Methods: HCT-8 / VCR cells were cultured in vitro and were divided into blank control group, oxymatrine group, vincristine group, oxymatrine and vincristine combined group, each group had 6 complexes. The drug resistance of HCT-8/VCR cells was investigated by CCK-8 when treated with vincristine alone or in combination with oxymatrine. The autophagy was determined by monodansylcadaverine (MDC) staining. The level of IL-6 was detected by ELISA. The expressions of autophagy-related gene P62, LC3-Ⅱ / LC3-Ⅰ, Beclin-1 protein and TLR4 were detected by Western blot assay.
Results: Oxymatrine combined with vincristine could reduce the drug resistance of HCT-8 / VCR cells by the reversal multiple of 3.23. Compared with the blank control group, the content of autophagosome and the content of IL-6 in the oxymatrine group and the combination group were also decreased significantly (P<0.01). The content of autophagosome in the vincristine group was increased and the content of IL-6 was also significantly increased (P<0.01).
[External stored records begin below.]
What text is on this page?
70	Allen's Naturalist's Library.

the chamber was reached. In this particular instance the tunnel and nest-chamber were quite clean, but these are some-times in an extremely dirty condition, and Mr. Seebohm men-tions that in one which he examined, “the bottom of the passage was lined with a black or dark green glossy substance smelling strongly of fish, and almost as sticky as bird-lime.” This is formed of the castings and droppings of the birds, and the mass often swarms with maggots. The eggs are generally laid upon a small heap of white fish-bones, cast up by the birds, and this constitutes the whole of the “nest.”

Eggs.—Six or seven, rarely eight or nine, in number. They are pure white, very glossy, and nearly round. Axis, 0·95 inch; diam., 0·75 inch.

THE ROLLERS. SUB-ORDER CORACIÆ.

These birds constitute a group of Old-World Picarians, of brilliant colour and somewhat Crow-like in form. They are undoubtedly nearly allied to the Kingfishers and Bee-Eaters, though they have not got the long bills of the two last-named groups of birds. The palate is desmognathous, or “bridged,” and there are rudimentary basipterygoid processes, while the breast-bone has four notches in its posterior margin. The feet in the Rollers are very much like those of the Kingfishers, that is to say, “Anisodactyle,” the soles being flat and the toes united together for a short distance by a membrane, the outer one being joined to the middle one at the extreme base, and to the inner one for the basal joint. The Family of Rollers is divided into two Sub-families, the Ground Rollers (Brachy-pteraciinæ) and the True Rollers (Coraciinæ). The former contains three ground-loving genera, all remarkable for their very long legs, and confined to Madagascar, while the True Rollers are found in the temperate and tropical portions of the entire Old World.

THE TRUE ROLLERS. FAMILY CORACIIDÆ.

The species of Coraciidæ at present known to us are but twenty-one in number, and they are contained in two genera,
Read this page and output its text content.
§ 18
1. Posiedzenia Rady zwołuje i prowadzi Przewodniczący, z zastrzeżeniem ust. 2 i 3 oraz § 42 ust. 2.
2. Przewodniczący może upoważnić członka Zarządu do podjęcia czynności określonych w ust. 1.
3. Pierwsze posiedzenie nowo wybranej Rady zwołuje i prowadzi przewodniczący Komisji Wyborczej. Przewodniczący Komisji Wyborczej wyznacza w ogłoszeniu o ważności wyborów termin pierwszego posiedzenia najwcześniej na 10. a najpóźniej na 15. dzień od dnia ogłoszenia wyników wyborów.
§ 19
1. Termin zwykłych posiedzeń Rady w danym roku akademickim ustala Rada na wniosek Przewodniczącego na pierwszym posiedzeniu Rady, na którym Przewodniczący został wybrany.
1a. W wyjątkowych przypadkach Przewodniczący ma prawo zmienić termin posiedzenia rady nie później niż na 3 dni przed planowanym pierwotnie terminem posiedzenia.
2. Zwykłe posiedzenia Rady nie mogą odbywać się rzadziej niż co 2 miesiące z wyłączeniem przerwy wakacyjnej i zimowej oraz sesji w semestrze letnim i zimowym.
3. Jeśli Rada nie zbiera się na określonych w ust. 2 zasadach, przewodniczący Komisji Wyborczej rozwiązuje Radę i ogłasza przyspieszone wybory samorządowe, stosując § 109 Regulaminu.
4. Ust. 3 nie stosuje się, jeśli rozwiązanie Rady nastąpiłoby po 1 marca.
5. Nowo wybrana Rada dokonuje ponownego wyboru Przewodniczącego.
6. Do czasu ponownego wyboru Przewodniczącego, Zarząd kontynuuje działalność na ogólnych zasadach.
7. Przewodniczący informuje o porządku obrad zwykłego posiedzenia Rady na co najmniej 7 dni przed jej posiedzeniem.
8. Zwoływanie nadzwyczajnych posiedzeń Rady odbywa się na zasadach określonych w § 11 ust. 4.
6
Compared with the oxymatrine group, the combination group had higher autophagosome content, while IL-6 content was decreased (P<0.01); Western blot experiments showed that compared with the blank control group, the expression of P62 in the oxymatrine group was decreased (P<0.05), while the expressions of LC3-Ⅱ / LC3-Ⅰ, Beclin-1 and TLR4 were all increased (P<0.05). The expression of P62 in the vincristine group and the combined group was increased (P<0.05), and the expressions of LC3-Ⅱ / LC3-Ⅰ, Beclin-1, and TLR4 were all decreased (P<0.05). Compared with the vincristine group, the expression of P62 was increased in the combination group (P<0.05), and the expressions of LC3-Ⅱ / LC3-Ⅰ, Beclin-1, and TLR4 were all decreased (P<0.05).
Conclusion: Oxymatrine combined with vincristine can reduce the drug resistance of HCT-8/VCR cells, which may be related to the regulation of autophagy activity and TLR4 signal activation.
目的: 探究苦参素复合长春新碱对HCT-8/VCR细胞耐药性的影响及其机制。方法: HCT-8/VCR体外培养,分为空白组、苦参素单药组,长春新碱单药组、苦参素和长春新碱联合组,每组6个复孔。CCK-8法检测各组HCT-8/VCR细胞的耐药性;MDC法检测细胞内自噬小泡的变化;ELISA法检测IL-6的含量;Western blot检测自噬相关基因与免疫因子TLR4蛋白的表达水平。结果: 苦参素复合长春新碱可降低HCT-8/VCR细胞的耐药性,逆转倍数为3.23;与空白组比较,苦参素组和联合组自噬体含量降低、IL-6含量也明显降低(P<0.01),长春新碱组自噬体含量升高,IL-6含量也明显升高(P<0.01);联合组与苦参素组比较,自噬体含量升高,而IL-6含量降低(P< 0.01);Western blot实验表明,与空白组比较,苦参素组P62的表达降低(P<0.05),LC3-Ⅱ/LC3-Ⅰ、Beclin-1、TLR4均升高(P<0.05),长春新碱组和联合组P62的表达升高(P<0.05),LC3-Ⅱ/LC3-Ⅰ、Beclin-1、TLR4均降低(P< 0.05);联合组与长春新碱组比较,P62的表达升高(P<0.05),LC3-Ⅱ/LC3-Ⅰ、Beclin-1、TLR4均降低(P<0.05)。结论: 苦参素与长春新碱联合可显著降低HCT-8/VCR的耐药性,其机制与抑制自噬活动和TLR4信号活化有关。.
Keywords: HCT-8/VCR cells; TLR4; autophagy; colorectal cancer; oxymatrine; reversal; vincristine.